Je crois que c’est parce que ce n’est pas qu’une course. C’est un endroit où on vit des expériences et où chacun, qu’il soit un coureur du dimanche ou qu’il soit élite, vit une expérience qui le rend extraordinaire. Je vois des gens qui ne sont pas des élites et qui, quand ils vont rentrer chez eux, seront le héros de leur rue, le héros de leur famille. Je pense que c’est parce qu’on agrège toutes les communautés, que ça soit les habitants locaux, les bénévoles, les partenaires, les médias, les coureurs, les accompagnateurs et les familles. C’est cet échange d’expérience et cette addition d’énergie positive dont les gens ont besoin.  

En même temps, le trail c’est probablement la discipline la plus simple du monde. On n’a pas besoin d’apprendre une technique, logiquement on apprend à marcher quand on est petits. On a besoin de peu de matériel, une paire de chaussures et puis tous les gadgets qu’on veut si on veut. On peut courir seul ou avec des copains. Pas besoin d’avoir des structures particulières, des chemins il y en a partout dans le monde. On n’a pas besoin de transporter du matériel là où on va.  

Ce sont ces deux choses-là qui font son succès. C’est un espace de rencontre et de rapprochement non seulement avec les autres mais aussi avec la nature. Les gens en ont terriblement besoin maintenant, de trouver quelque chose de naturel où retrouver le sens des réalités. 

A quoi faut-il s’attendre pour cette édition 2023 ?

C’est quand même un 100 miles avec 10 km de dénivelé positif. Ça va se passer par un temps frais mais pas trop pluvieux. Il y a un plateau d’élite colossal, on n’a jamais vu autant d’élite que cette année. Il peut peut-être manquer des gens qui sont malades ou blessés comme Kilian (Jornet), François (D’Haene) ou Xavier (Thevenard). Mais il y a la relève américaine, sud-américaine ou même asiatique, et d’autres espoirs français, italiens ou espagnol. Il y a plus de 100 nationalités donc il y a énormément de gens qui courent très vite.  

Au total, 10 000 coureurs participent à la semaine de compétitions. Avec autant de participants, comment prenez-vous en compte la préservation de l’environnement dans votre organisation ?  

Il faut mettre les choses à la bonne échelle. On a 10 000 coureurs qui vont courir sur 400 km de sentier pendant une semaine. Ils ne courent pas tous le même jour, ils ne courent pas tous au même endroit. On a des équipes d’ambassadeurs de l’environnement. On a mis en place beaucoup de choses pour respecter les zones humides, l’environnement. On met un plan de transport colossal avec plus de 200 cars pour que les gens ne prennent pas leur voiture. On y met près d’un demi-million d’euros tout de même.  

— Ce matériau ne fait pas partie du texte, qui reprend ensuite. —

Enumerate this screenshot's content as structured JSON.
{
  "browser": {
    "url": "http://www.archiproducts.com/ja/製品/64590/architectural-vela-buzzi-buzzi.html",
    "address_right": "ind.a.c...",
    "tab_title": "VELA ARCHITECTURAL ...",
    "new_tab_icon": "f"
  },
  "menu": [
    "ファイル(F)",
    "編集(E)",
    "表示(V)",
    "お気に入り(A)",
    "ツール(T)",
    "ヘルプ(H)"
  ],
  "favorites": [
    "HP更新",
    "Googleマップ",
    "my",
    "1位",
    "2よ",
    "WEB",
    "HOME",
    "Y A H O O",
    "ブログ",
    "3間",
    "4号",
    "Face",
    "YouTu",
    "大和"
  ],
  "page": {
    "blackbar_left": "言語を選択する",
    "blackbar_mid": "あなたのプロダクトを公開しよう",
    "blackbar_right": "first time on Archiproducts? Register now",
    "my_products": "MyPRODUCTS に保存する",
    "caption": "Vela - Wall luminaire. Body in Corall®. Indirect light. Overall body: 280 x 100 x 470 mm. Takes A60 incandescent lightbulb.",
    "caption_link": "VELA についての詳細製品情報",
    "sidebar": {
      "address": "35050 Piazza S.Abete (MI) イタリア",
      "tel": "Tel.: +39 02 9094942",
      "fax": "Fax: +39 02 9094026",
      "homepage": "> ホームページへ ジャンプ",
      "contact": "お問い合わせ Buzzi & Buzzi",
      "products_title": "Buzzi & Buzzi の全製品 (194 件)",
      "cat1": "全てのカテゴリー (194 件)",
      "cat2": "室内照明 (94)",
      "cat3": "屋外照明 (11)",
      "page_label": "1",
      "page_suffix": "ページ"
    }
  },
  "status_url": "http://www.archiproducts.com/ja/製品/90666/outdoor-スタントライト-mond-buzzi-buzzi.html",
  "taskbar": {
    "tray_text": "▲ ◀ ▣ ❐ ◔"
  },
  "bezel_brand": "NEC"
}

On a signé, en 2017, la charte des grands événements sportifs internationaux avec WWF et le ministère des Sports. Il y avait 15 engagements à tenir et on les a tenus. On a resigné après avoir fait un bilan carbone pour savoir exactement ce sur quoi on devait faire attention. Donc je dirais que l’environnement c’est une priorité. Pas la seule. Il y a aussi l’inclusivité, la possibilité de faire vivre les humains ensembles. Si je devais définir notre métier, je dirais qu’on est des artisans créateurs d’expériences extraordinaires pour chaque individu, qu’il soit coureur, accompagnateur, bénévole ou habitant local.